Photo of Andrea Peraner-Sweet

As more and more companies conduct business across international borders, questions of tax revenue recognition and transfer pricing taxes become more and more salient. Tax authorities in different nations, fighting over which country gets to tax the multi-national corporation’s income, enter into sometimes-heated disputes over where that income should be recognized, leading to costly and time-consuming litigation.

In the last couple of years, however, the United States and Canada have found a new way to resolve their disputes over tax-revenue recognition. By agreeing to the colloquially-termed “baseball arbitration,” each country proposes a tax figure to which they think they are entitled. The competing figures are examined by a panel of three experts – each country selects one expert, and the remaining expert is chosen by the two appointed experts. The panel determines the figure it believes to be the most appropriate. The country whose figure is chosen collects that tax revenue. The other country leaves the table-empty handed.

It is not a perfect analogy – in baseball, arbitration can arise only in the third, fourth, and fifth years of a player’s career. Since the player is still under team control, the collective bargaining agreement between the owners and the players provides for arbitration to determine the appropriate salary for a player in those particular years. The player and the team each submit figures that they believe are appropriate and the arbitration panel determines which figure is correct. However, the player does not run the risk of leaving empty-handed. He merely risks being awarded a lower salary, unlike in the tax disputes, where one country does not recognize any revenue and is left without the ability to collect taxes on any of it.
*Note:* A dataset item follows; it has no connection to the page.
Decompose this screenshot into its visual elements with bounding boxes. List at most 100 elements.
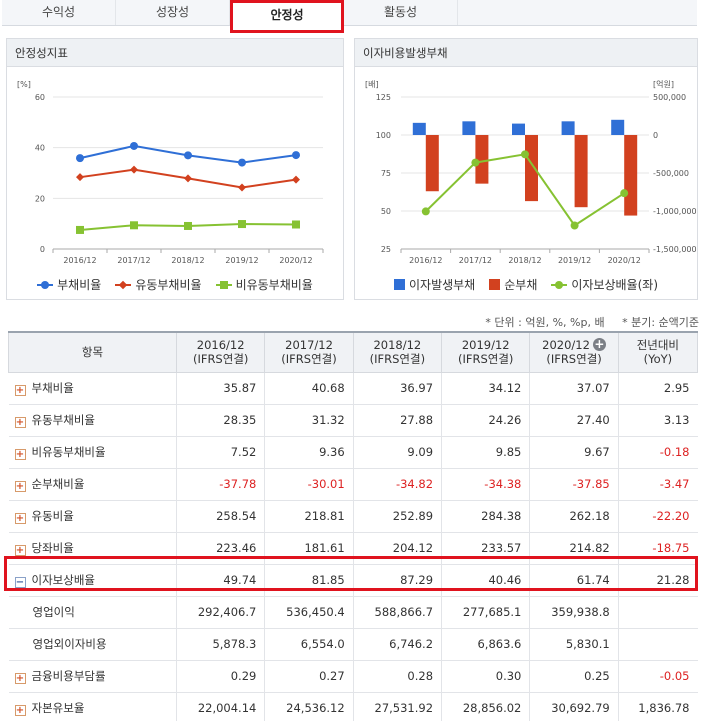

Today, this means of resolving tax questions is only used in disputes between the United States and Canada, France, and Germany. Treaties to extend this practice to resolve disputes with Hungary, Luxembourg, and Switzerland have passed the U.S. Senate Foreign Relations Committee but have been stalled procedurally from proceeding to a full Senate vote. If approved, the treaties will broaden the spectrum of arbitration as an effective means of resolving tax disputes between countries, and will likely entice more countries to play ball.